Like Maroon 5 says, "It's not always rainbows and butterflies. It's compromise that moves us along" and I get it. There will be heartbreak and there will be blood. And there will be pages tear spattered. This I know. But I would rejoice if ever Mr. McEwan followed this up with (again in the words of Maroon 5) "My heart is full and my door's always open. You can come any time you want." Can you leave the door open rather than nailing it shut like a coffin? Will you do it for me?

With Love,

"On Chesil Beach" by Ian McEwan:

"When he thought of her, it rather amazed him, that he had let that girl with her violin go. Now, of course, he saw that her self-effacing proposal was quite irrelevant. All she had needed was the certainty of his love, and his reassurance that there was no hurry when a lifetime lay ahead of them. Love and patience- if only he had had them both at once- would surely have seen them both through. And when what unborn children might have had their chances, what young girl with a headband might have become his loved familiar? This is how the entire course of a life can be changed- by doing nothing.
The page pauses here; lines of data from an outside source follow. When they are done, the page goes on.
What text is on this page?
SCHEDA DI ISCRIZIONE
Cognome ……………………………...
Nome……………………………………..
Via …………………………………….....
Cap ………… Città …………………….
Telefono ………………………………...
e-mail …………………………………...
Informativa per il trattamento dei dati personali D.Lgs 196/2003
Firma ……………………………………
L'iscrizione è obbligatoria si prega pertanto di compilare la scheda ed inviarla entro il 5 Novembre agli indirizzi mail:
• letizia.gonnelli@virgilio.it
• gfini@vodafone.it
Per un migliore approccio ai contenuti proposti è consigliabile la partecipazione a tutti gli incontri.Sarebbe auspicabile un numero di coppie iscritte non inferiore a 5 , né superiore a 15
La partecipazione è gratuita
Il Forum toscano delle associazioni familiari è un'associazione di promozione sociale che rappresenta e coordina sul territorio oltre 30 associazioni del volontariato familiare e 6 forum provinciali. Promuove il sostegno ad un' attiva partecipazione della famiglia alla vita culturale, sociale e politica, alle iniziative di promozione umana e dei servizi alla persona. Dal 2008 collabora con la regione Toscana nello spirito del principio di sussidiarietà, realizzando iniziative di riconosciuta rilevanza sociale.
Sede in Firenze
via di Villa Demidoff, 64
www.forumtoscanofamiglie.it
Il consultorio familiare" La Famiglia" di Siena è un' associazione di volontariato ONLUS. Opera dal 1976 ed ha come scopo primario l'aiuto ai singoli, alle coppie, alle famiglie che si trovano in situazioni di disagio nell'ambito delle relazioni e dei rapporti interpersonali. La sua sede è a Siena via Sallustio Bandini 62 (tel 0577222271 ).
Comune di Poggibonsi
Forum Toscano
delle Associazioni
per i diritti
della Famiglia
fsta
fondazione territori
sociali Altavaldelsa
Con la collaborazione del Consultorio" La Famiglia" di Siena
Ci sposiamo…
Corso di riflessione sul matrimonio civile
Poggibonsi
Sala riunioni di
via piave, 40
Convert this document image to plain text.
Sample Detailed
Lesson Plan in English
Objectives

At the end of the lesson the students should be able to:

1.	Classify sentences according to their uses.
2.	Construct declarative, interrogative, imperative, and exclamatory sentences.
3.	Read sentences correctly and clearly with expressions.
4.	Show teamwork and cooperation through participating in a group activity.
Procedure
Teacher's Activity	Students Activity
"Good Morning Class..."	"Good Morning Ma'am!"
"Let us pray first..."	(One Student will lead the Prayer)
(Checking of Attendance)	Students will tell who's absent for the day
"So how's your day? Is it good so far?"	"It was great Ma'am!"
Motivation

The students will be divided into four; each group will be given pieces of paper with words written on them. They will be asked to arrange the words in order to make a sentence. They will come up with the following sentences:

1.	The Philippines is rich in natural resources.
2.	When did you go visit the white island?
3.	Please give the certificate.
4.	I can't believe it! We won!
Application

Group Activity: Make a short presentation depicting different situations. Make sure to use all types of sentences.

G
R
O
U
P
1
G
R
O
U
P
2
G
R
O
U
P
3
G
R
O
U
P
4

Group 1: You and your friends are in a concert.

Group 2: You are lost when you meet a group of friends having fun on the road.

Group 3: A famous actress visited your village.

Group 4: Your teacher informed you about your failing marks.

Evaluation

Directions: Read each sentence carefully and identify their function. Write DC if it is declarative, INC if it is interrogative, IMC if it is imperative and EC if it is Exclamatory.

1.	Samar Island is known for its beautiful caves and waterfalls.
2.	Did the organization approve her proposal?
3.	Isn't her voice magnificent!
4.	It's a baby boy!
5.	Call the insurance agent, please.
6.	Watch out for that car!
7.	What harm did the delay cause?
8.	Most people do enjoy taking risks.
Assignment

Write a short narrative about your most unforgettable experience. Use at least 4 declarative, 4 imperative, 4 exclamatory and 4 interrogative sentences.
On Chesil Beach he could have called out to Florence, he could have gone after her. He did not know, or would not have cared to know, that as she ran away from him, certain in her distress that she was about to lose him, she had never loved him more, or more hopelessly, and that the sound of his voice would have been a deliverance, and she would have turned back. Instead, he stood in cold and righteous silence in the summer's dusk, watching her hurry along the shore, the sound of her difficult progress lost to the breaking of small waves, until she was a blurred, receding point against the immense straight road of shingle gleaming in the pallid light."